Airbnb rentals in Vermont are regulated by fire safety regulations. Public buildings like inns and condos already meet fire and safety codes.

However, individual homeowners may not be aware that once they rent out a room or rooms, they become a public building and therefore must meet those state fire and building safety codes, notes Butch Sutherland, regional manager at the Rutland Regional Office of Vermont’s Fire Safety Division.

He advises anyone thinking of renting out rooms to call that office (802-786-5867) to speak to a fire marshal to learn more about the rules or visit the website, firesafety.vermont.gov/buildingcode.

It’s not just smoke and carbon monoxide detectors that are required. He noted that a sleeping room (in a public building) must have two means of escape, a door and a secondary means of egress like a window that meets requirements for size and height (from the floor).

Michael Desrochers, executive director of the Department of Public Safety-Division of Fire Safety, noted in an email that a bill (S.204) has also been introduced this session. “This bill proposes to require the registration of short-term rentals and that registrants of short-term rentals self-certify compliance with certain health and safety provisions,” he wrote.

Desrochers, however, also admitted that the Division of Fire Safety does not have the resources to inspect all internet-based lodging facilities, noting that there isn’t yet “a good picture of how many and where all these places are. We do inspect in response to a complaint but are very limited in doing pro-active inspections,” he explained.

In addition to information on the website, he noted, “We are going to develop a general safety brochure explaining some of the key issues – smoke and carbon monoxide alarm requirements, second means of escape, guards, handrails, heating system safety, electrical safety, and other general safety items – people should be aware of.”

Tax and reporting
Other considerations include property insurance, taxes and the rooms and meals tax.

According to the state’s website tax.vermont.gov/sites/tax/files/documents/RoomwithaviewFS.pdf: “Vermont law states that sleeping accommodations offered to the public for a consideration on premises operated by a private person, entity, institution, or organization is subject to the Vermont Meals and Rooms Tax if those rentals total fifteen (15) or more days in any one calendar year.” (In rentals to the same person for 30 or more consecutive days, the person is considered to be a permanent resident and different rules apply.)

The state’s website also notes that beginning on “Oct. 1, 2016, Airbnb began collecting and remitting the meals and rooms tax and local option tax on behalf of their hosts.” However, where sites don’t provide this service, then the host is responsible.

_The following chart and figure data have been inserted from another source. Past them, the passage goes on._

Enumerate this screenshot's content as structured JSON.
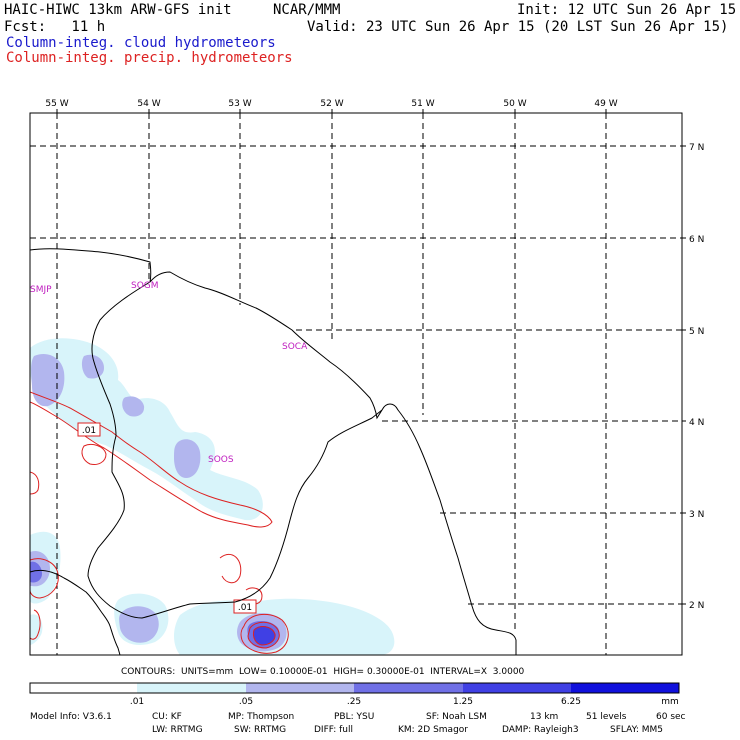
{
  "header": {
    "title_left": "HAIC-HIWC 13km ARW-GFS init",
    "title_mid": "NCAR/MMM",
    "init_line": "Init: 12 UTC Sun 26 Apr 15",
    "fcst_line": "Fcst:   11 h",
    "valid_line": "Valid: 23 UTC Sun 26 Apr 15 (20 LST Sun 26 Apr 15)",
    "field_cloud": "Column-integ. cloud hydrometeors",
    "field_precip": "Column-integ. precip. hydrometeors"
  },
  "map": {
    "lon_labels": [
      "55 W",
      "54 W",
      "53 W",
      "52 W",
      "51 W",
      "50 W",
      "49 W"
    ],
    "lat_labels": [
      "7 N",
      "6 N",
      "5 N",
      "4 N",
      "3 N",
      "2 N"
    ],
    "stations": [
      "SMJP",
      "SOGM",
      "SOCA",
      "SOOS"
    ],
    "contour_labels": [
      ".01",
      ".01"
    ],
    "colors": {
      "cloud_025": "#d8f4fa",
      "cloud_25": "#b2b6ee",
      "cloud_125": "#7070e6",
      "cloud_625": "#2020dc",
      "precip": "#dd2222",
      "coast": "#000000",
      "station": "#c020c0"
    }
  },
  "contours_info": "CONTOURS:  UNITS=mm  LOW= 0.10000E-01  HIGH= 0.30000E-01  INTERVAL=X  3.0000",
  "colorbar": {
    "ticks": [
      ".01",
      ".05",
      ".25",
      "1.25",
      "6.25"
    ],
    "units": "mm",
    "colors": [
      "#ffffff",
      "#d8f4fa",
      "#b2b6ee",
      "#7070e6",
      "#4040e4",
      "#1010dc"
    ]
  },
  "model_info": {
    "line1": {
      "model": "Model Info: V3.6.1",
      "cu": "CU: KF",
      "mp": "MP: Thompson",
      "pbl": "PBL: YSU",
      "sf": "SF: Noah LSM",
      "res": "13 km",
      "levels": "51 levels",
      "dt": "60 sec"
    },
    "line2": {
      "lw": "LW: RRTMG",
      "sw": "SW: RRTMG",
      "diff": "DIFF: full",
      "km": "KM: 2D Smagor",
      "damp": "DAMP: Rayleigh3",
      "sflay": "SFLAY: MM5"
    }
  }
}
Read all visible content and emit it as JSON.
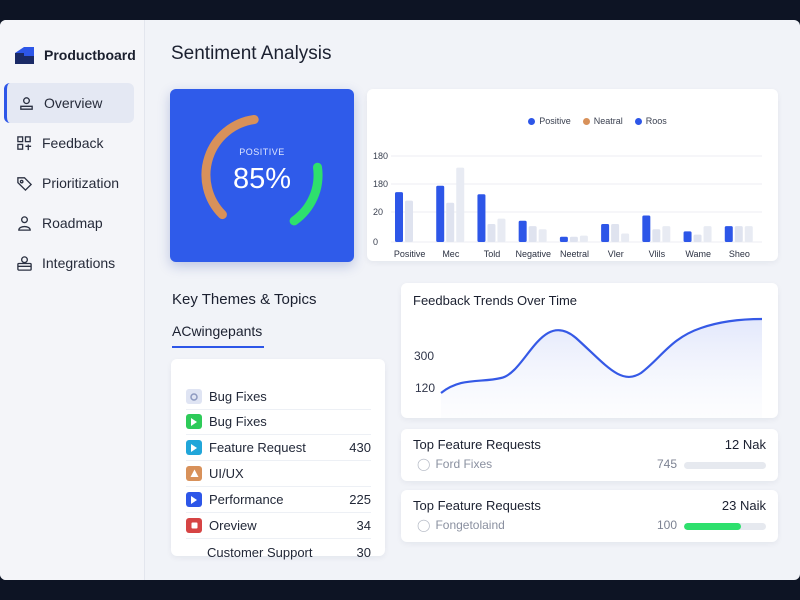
{
  "app": {
    "name": "Productboard",
    "brand_color": "#2d56e8"
  },
  "sidebar": {
    "items": [
      {
        "label": "Overview",
        "icon": "user-icon",
        "active": true
      },
      {
        "label": "Feedback",
        "icon": "grid-icon",
        "active": false
      },
      {
        "label": "Prioritization",
        "icon": "tag-icon",
        "active": false
      },
      {
        "label": "Roadmap",
        "icon": "person-icon",
        "active": false
      },
      {
        "label": "Integrations",
        "icon": "stack-icon",
        "active": false
      }
    ]
  },
  "page": {
    "title": "Sentiment Analysis"
  },
  "gauge": {
    "label": "POSITIVE",
    "value": "85%",
    "fraction": 0.85,
    "colors": {
      "bg": "#2f5bea",
      "orange": "#d8915a",
      "green": "#2ee06d"
    }
  },
  "sentiment_chart": {
    "legend": [
      {
        "label": "Positive",
        "color": "#2d56e8"
      },
      {
        "label": "Neatral",
        "color": "#d8915a"
      },
      {
        "label": "Roos",
        "color": "#2d56e8"
      }
    ],
    "y_ticks": [
      "180",
      "180",
      "20",
      "0"
    ]
  },
  "chart_data": {
    "type": "bar",
    "categories": [
      "Positive",
      "Mec",
      "Told",
      "Negative",
      "Neetral",
      "Vler",
      "Vlils",
      "Wame",
      "Sheo"
    ],
    "series": [
      {
        "name": "Positive",
        "values": [
          47,
          53,
          45,
          20,
          5,
          17,
          25,
          10,
          15
        ]
      },
      {
        "name": "Neatral",
        "values": [
          39,
          37,
          17,
          15,
          5,
          17,
          12,
          7,
          15
        ]
      },
      {
        "name": "Roos",
        "values": [
          0,
          70,
          22,
          12,
          6,
          8,
          15,
          15,
          15
        ]
      }
    ],
    "y_ticks": [
      "180",
      "180",
      "20",
      "0"
    ],
    "legend_position": "top-center"
  },
  "themes": {
    "title": "Key Themes & Topics",
    "tab": "ACwingepants",
    "rows": [
      {
        "label": "Bug Fixes",
        "count": "",
        "icon": "settings-icon",
        "color": "#d6dcef"
      },
      {
        "label": "Bug Fixes",
        "count": "",
        "icon": "play-icon",
        "color": "#2ecb59"
      },
      {
        "label": "Feature Request",
        "count": "430",
        "icon": "play-icon",
        "color": "#21a6d9"
      },
      {
        "label": "UI/UX",
        "count": "",
        "icon": "warning-icon",
        "color": "#d8915a"
      },
      {
        "label": "Performance",
        "count": "225",
        "icon": "play-icon",
        "color": "#2d56e8"
      },
      {
        "label": "Oreview",
        "count": "34",
        "icon": "record-icon",
        "color": "#d64444"
      },
      {
        "label": "Customer Support",
        "count": "30",
        "icon": "",
        "color": ""
      }
    ]
  },
  "trends": {
    "title": "Feedback Trends Over Time",
    "y_labels": [
      "300",
      "120"
    ],
    "line_color": "#3559e6"
  },
  "requests": [
    {
      "title": "Top Feature Requests",
      "count": "12 Nak",
      "sub": "Ford Fixes",
      "value": "745",
      "fill": 0,
      "fill_color": "#cfd5e0"
    },
    {
      "title": "Top Feature Requests",
      "count": "23 Naik",
      "sub": "Fongetolaind",
      "value": "100",
      "fill": 0.7,
      "fill_color": "#2ee06d"
    }
  ]
}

Montgomery noted that because Airbnb collects the state and local options tax, it can be easier to use.

The state also advises that hosts “should make sure that all rental income is included on your income tax return.”

A warning advises: “You are personally responsible for collecting and remitting tax” and could be subject to up to seven years of tax, interest, and penalty if this hasn’t been done. The Department’s Voluntary Disclosure Program could reduce that to three years of tax and interest if one voluntarily comes forward (802-828-2514 for more information).

IRS rules say that money earned from the short-term rental of a personal home does not need to be reported as income to the IRS if the home is rented out for fewer than 15 days.
Still Airbnb is growing exponentially in popularity among owner-hosts and travelers alike. Airbnb has 1.2-plus million listings worldwide in 34,000 cities and 190 countries, according to Tripping.com.